We consider multi-population Bayesian games with a large number of players. Each player aims at minimizing a cost function that depends on her own action, the distribution of players' actions in all populations, and an unknown state parameter. We study the nonatomic limit versions of these games. We introduce the concept of Bayes correlated Wardrop equilibrium, which extends the concept of Bayes correlated equilibrium to nonatomic games. We prove that Bayes correlated Wardrop equilibria are limits of action flows induced by Bayes correlated equilibria of the game with a large finite set of small players. For nonatomic games with complete information admitting a convex potential, we prove that the set of correlated and of coarse correlated Wardrop equilibria, are reduced to the set of probability distributions over Wardrop equilibria, and that all equilibrium outcomes have the same costs. We get the following consequences. First, all flow distributions of (coarse) correlated equilibria in convex potential games with finitely many players converge to Wardrop equilibria when the weight of each player tends to zero. Second, for any sequence of flows satisfying no-regret property, its empirical distribution converges to the set of distributions over Wardrop equilibria and the average cost converges to the unique Wardrop cost.

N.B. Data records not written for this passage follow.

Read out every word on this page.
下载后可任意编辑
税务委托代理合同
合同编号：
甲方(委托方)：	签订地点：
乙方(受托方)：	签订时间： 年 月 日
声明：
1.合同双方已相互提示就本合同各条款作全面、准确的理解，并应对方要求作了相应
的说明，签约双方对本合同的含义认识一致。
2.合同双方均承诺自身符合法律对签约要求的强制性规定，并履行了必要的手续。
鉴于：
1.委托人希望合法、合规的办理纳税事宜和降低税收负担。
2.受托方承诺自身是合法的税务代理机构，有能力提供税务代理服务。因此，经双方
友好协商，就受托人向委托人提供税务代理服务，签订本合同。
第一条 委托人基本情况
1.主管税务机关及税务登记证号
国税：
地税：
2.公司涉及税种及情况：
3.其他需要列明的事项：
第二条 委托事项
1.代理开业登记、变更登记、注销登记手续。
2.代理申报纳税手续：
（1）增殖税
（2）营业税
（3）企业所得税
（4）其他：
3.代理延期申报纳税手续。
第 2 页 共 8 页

翻译：我们考虑具有大量参与者的多群体贝叶斯博弈。每个参与者的目标是最小化一个依赖于自身行动、所有群体中参与者行动的分布以及未知状态参数的代价函数。我们研究了这些博弈的非原子极限版本，引入贝叶斯相关沃德罗普均衡概念，该概念将贝叶斯相关均衡扩展至非原子博弈。我们证明，贝叶斯相关沃德罗普均衡是由有限小参与者博弈的贝叶斯相关均衡诱导的行动流的极限。对于具有凸势函数的完全信息非原子博弈，我们证明相关均衡与粗相关沃德罗普均衡的集合简化为沃德罗普均衡的概率分布集合，且所有均衡结果具有相同代价。由此得到以下结论：第一，在具有有限参与者的凸势博弈中，（粗）相关均衡的所有流分布当每个参与者权重趋于零时收敛至沃德罗普均衡；第二，对于满足无遗憾性质的任意流序列，其经验分布收敛至沃德罗普均衡的分布集合，且平均代价收敛至唯一的沃德罗普代价。